Industry professionals, ETHS staff members stress COVID boosters

Following Superintendent Eric Witherspoon’s November intercom announcement imploring proper face mask usage, COVID-19 pandemic and prevention strategies have come into focus again at ETHS. With data such as the weekly average for COVID-19 cases in Illinois rising by nearly 124 percent since the start of the school year and above 92 percent of ETHS students submitting proof of vaccination, a new focus is being given to COVID-19 vaccine booster shots. Currently, anyone 16 years or older who received any of the three COVID-19 vaccines is eligible for a booster. 

While many Evanston residents were eager to receive the first doses of the vaccine when they became available, concerns over side effects and questions about the necessity of a third shot caused the community’s willingness to receive the booster to be markedly smaller. This trend worries some ETHS teachers who see the distribution of COVID-19 vaccine boosters as a key step to continuing safe in-person teaching.

“I’ve been fully vaccinated, and I encourage everyone to [get vaccinated]. And I plan on getting the booster,” physics teacher Mark Vondracek said. “It’s my fear and what we’ve seen come to realization with the pandemic is how easy it is to get widespread misinformation. That and the fact that everything’s politicized. A good number of people have become almost anti-science [or] anti-expert in general, so I am a little bit worried. I don’t see a clear pathway to try to fix the problem right now.”

While genuine concerns regarding COVID-19 vaccines and boosters can be concretely addressed, other issues contributing to vaccine hesitancy, such as the politicization of the vaccines, pose a broader concern for ETHS students and teachers who see unifying political leadership as the only long-term solution.

“People have concerns that the vaccine was rushed, but the same trials and regulations that validate other vaccines still happened in this process. It is because of our advances in technology that we were just able to develop vaccines faster than we used to, so it’s not that these vaccines are unsafe or untested,” said chemistry and biology teacher Bill Farmer. “There has also been politicization [of the vaccine], and that’s kind of a unique thing because, normally, vaccines have been a bipartisan issue where everybody agrees that people should be getting [them]. Elected leaders are also spreading misinformation, which is contributing to our lag of vaccination.”
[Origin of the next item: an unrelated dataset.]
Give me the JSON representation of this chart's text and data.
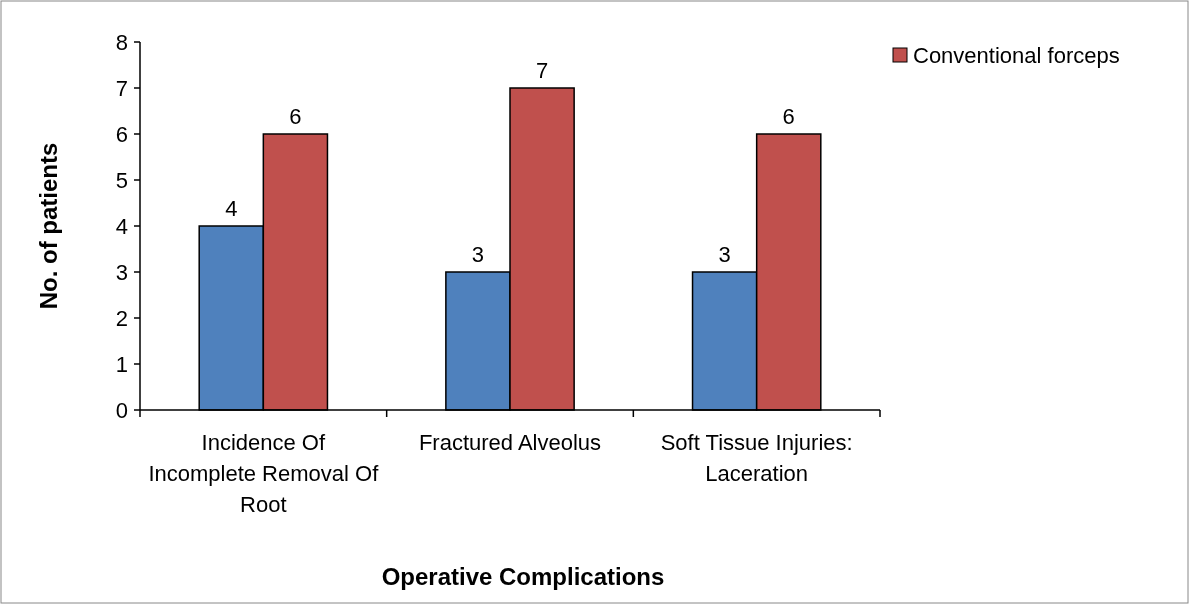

Like many effects of the pandemic, the issue of a lack of access to COVID-19 vaccinations, as well as a lack of access to quality information, has disproportionately affected America’s low-income communities. Federal efforts to address this inequity, such as the Center for Disease Control and Prevention’s COVID-19 Public Education Campaign, are being coupled with campaigns by the pharmaceutical companies that administer the COVID-19 vaccine and boosters.

“We set up [the Vaccine Equity Taskforce] that was responsible for looking at the vulnerable communities across the United States that were disproportionately impacted by COVID 19,” Walgreens Boots Alliance Senior Vice President and Global Chief Diversity Officer Carlos Cubia said. “We said that, as the vaccine was released, we wanted to make sure that we provided access to all of those individuals to get the vaccine. And [we wanted] to dispel any myths or rumors that were associated with people politicizing the vaccine.” 
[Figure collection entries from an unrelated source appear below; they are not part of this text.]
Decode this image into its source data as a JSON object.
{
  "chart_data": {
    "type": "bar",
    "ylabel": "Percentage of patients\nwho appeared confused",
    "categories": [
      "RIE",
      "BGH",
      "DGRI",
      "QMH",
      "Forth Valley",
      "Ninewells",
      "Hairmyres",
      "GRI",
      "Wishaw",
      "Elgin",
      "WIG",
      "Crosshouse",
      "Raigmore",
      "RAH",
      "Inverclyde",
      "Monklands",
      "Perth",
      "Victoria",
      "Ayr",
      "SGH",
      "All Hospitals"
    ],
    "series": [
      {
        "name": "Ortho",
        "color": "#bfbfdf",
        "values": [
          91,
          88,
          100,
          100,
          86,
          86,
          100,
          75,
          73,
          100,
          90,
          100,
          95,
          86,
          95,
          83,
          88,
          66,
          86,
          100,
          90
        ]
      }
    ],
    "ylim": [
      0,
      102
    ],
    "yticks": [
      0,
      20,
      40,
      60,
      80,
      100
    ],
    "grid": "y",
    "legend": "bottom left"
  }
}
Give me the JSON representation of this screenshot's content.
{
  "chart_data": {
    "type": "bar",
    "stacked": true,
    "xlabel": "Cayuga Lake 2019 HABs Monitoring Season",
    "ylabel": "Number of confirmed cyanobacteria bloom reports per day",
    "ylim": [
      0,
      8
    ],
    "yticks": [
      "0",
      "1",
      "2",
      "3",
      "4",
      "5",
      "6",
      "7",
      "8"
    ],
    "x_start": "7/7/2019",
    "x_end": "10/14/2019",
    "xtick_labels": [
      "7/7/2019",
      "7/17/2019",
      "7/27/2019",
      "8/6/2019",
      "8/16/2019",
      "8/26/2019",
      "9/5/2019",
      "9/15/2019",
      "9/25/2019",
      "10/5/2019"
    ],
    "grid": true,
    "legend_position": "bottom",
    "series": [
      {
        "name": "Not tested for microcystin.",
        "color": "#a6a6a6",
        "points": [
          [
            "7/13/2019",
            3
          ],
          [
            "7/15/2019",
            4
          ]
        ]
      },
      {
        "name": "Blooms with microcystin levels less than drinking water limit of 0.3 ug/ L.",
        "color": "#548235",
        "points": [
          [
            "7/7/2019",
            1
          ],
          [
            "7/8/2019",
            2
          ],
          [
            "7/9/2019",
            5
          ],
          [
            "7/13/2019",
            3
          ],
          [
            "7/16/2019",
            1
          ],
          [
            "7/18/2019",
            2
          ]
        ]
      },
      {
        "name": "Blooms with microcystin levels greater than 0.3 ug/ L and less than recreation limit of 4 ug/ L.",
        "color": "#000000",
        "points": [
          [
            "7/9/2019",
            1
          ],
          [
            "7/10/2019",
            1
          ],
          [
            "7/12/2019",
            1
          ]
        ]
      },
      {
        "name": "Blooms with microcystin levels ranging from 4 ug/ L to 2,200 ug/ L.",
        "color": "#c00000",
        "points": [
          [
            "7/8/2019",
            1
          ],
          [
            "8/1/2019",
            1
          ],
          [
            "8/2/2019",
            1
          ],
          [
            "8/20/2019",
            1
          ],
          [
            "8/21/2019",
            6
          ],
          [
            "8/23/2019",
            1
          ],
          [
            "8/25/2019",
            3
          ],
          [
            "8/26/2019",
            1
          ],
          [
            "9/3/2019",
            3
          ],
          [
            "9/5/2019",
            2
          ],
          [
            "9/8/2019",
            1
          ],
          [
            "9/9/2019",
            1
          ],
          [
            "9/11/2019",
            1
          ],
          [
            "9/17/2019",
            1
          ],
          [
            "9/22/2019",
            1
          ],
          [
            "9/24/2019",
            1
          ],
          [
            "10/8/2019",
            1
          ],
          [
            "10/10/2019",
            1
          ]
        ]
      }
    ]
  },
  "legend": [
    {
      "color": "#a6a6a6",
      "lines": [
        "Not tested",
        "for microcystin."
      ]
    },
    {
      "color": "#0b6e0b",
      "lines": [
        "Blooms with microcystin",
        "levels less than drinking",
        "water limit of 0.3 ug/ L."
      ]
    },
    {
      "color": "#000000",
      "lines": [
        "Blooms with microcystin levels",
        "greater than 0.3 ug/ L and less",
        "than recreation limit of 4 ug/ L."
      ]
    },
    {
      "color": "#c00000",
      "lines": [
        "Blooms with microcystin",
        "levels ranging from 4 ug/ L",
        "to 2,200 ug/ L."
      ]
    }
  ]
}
Along with misinformation and politicization, another obstacle keeping people from signing up for vaccine boosters is a lack of clarity on logistics, such as which booster they should get and when they are eligible.

“It was a logistics issue around getting the information out [about] who was eligible to take the vaccine,” Cubia explained. “We don’t have a supply issue right now. What we do have is folks not understanding, ‘Do I need a booster or do you recommend a booster? Do I get a booster every six months now or every year?’”

While such issues with vaccine booster distribution are likely to remain, Evanston residents have a variety of ways to attain a booster. The City of Evanston is advertising the usage of vaccines.gov, on which one can search for booster appointments in Evanston and find over 20 locations with available appointments. The city is also pushing other options to make vaccine boosters accessible, such as using Evanston’s COVID-19 Vaccine Booster Survey to express interest in receiving a booster from a City of Evanston vaccination clinic or calling the city to schedule an appointment.

And while the city urges its residents to receive COVID-19 vaccines and boosters, concerns over rising infection rates still remain. 

“The pandemic’s not going to go away if 30 or 40 percent of the population doesn’t get vaccinated,” said Vondracek. “This is just going to linger for a much longer time than it needs to.”